Beyond this, traditional robotic motion planning is also crucial for solving the data problem for general-purpose robots. Although many dexterous tasks must be learned through human-generated data (joint-to-joint demonstrations or videos), a large portion of the subtasks in these dexterous tasks are indeed spent on very basic reaching, contacting objects, moving objects, and avoiding obstacles. The data for these subtasks can be completely generated through motion planning for pre-training, saving human time. For example, Boston Dynamics' Spot robot dog can very reliably automatically pick up oddly shaped objects placed in different environments without hitting obstacles. Achieving this level of generalization through behavior cloning would require an extremely exaggerated amount of manual data collection. The previous paragraph on large-scale reinforcement learning mentioned the potential of generative AI to generate scenes in the future, and with these scenes, replacing reinforcement learning with motion planning might achieve higher efficiency. I remember when I was applying for my PhD, a professor asked me during an interview how I viewed the application of end-to-end methods in robotics. My answer was that end-to-end would perform well given sufficient data, but we need to spend decades using modular methods to analyze and practice to form a good enough data closed loop first. This approach has been well validated in Tesla's autonomous driving—when data is insufficient, combining planning algorithms and vision networks in a modular way can get the car running first, and after a certain period of time, using the generated data mixed with user data to train end-to-end autonomous driving gave birth to FSD12. I believe motion planning will play an equally important role in the early stages of general-purpose robots.

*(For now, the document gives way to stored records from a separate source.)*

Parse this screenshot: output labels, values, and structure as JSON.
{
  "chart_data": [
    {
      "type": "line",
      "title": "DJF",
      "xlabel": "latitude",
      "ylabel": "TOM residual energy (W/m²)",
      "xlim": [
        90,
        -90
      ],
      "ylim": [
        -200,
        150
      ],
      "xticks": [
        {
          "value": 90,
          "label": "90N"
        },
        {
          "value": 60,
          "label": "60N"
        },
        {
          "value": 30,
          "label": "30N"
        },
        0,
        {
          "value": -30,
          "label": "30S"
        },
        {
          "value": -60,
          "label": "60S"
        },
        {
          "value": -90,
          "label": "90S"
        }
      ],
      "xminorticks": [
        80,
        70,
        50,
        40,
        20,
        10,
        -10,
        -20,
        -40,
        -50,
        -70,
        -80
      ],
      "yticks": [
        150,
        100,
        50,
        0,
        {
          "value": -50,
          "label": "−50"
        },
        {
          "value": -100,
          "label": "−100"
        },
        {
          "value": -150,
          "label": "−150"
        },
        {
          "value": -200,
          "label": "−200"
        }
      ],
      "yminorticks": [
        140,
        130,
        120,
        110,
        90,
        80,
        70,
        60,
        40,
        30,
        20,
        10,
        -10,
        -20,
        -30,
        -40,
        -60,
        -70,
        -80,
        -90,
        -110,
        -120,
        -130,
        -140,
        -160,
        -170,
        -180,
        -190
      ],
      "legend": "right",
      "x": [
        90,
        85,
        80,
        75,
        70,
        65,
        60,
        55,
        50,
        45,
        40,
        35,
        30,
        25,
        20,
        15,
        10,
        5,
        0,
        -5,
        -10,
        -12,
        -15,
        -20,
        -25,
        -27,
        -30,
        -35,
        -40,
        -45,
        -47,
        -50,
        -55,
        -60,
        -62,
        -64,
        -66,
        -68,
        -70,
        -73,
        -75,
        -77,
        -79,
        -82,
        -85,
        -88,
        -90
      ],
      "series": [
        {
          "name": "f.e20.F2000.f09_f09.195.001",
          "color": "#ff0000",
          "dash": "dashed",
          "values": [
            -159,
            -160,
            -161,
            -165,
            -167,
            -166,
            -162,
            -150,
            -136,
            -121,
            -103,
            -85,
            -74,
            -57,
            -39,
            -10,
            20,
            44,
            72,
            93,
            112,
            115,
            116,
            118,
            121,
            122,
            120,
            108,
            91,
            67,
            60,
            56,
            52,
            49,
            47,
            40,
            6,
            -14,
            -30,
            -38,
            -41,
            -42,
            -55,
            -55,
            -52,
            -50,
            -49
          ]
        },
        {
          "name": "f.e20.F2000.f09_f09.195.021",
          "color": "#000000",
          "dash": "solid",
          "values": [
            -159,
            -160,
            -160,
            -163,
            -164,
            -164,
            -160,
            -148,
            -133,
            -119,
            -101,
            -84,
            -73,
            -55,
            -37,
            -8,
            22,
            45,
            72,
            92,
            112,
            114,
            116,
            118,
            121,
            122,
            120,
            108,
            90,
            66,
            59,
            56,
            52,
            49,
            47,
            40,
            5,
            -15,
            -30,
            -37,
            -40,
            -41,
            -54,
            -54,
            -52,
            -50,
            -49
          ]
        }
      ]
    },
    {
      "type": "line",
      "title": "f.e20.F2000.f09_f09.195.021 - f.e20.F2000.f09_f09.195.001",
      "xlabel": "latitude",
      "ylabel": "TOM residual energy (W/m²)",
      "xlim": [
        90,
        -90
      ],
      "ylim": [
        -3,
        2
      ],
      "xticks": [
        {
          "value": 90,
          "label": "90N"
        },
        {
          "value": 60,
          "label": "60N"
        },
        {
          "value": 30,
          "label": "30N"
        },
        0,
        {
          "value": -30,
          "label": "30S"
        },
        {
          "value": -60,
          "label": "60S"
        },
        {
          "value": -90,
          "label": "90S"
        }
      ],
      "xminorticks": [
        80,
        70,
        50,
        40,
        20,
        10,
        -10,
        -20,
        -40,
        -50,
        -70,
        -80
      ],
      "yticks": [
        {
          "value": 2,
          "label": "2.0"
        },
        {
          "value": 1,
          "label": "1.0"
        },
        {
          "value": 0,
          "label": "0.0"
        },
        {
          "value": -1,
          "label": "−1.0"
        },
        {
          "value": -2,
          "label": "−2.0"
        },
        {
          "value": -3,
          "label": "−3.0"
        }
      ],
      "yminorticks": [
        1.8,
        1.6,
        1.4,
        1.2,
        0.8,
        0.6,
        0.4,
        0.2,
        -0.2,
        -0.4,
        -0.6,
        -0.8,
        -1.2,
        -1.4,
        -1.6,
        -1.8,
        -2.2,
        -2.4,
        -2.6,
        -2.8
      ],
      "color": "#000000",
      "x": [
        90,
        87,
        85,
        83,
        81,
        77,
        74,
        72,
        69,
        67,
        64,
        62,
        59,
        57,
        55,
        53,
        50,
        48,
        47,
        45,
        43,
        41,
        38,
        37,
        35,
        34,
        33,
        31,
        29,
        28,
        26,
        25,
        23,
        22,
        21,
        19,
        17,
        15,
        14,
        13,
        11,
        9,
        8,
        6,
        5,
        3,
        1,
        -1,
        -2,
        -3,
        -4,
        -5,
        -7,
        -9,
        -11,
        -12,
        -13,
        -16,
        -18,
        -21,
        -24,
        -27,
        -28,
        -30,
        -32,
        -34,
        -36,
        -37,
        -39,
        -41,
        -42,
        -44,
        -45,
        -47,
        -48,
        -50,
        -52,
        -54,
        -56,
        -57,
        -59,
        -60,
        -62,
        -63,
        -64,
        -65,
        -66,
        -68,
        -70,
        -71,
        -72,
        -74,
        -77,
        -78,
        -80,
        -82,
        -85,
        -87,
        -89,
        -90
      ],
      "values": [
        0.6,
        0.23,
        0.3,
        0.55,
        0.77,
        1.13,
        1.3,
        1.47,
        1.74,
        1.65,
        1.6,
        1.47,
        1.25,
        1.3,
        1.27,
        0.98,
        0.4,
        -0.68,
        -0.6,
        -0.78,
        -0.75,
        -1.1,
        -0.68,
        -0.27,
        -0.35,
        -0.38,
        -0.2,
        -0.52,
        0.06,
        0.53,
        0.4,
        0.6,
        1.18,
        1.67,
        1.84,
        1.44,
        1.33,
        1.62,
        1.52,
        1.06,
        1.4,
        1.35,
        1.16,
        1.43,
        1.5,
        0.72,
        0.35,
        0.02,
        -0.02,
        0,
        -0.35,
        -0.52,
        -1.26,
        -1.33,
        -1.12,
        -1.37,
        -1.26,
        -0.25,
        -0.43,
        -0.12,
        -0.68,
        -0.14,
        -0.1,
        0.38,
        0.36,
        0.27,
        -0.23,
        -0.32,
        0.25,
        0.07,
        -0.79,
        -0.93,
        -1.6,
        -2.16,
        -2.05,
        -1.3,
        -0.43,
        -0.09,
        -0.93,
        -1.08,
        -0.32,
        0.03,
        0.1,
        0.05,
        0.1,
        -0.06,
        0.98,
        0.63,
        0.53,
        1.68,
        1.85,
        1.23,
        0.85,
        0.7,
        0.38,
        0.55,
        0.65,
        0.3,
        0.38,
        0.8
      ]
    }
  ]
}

I can seriously promise everyone that embodied intelligence will definitely be the most exciting technology in the next hundred years, and we have a very good chance of witnessing the birth of general-purpose robots in our lifetime. But it is precisely because I love this field so deeply that I would rather see society invest in the development of general-purpose robots in a steady stream. I'd love to see researchers be result-driven yet not demo-driven; I'd love to see investors maintain long-term confidence in embodied intelligence while not blindly hyping up robot GPT due to hardware companies' financing needs; I'd love to see entrepreneurs tenaciously chase their dream, paving the way for truly general-purpose robots through business successes in specialized areas. And I myself am prepared to dedicate my life, pouring every ounce of effort and passion into the monumental task of bringing truly general-purpose robots into reality for humanity.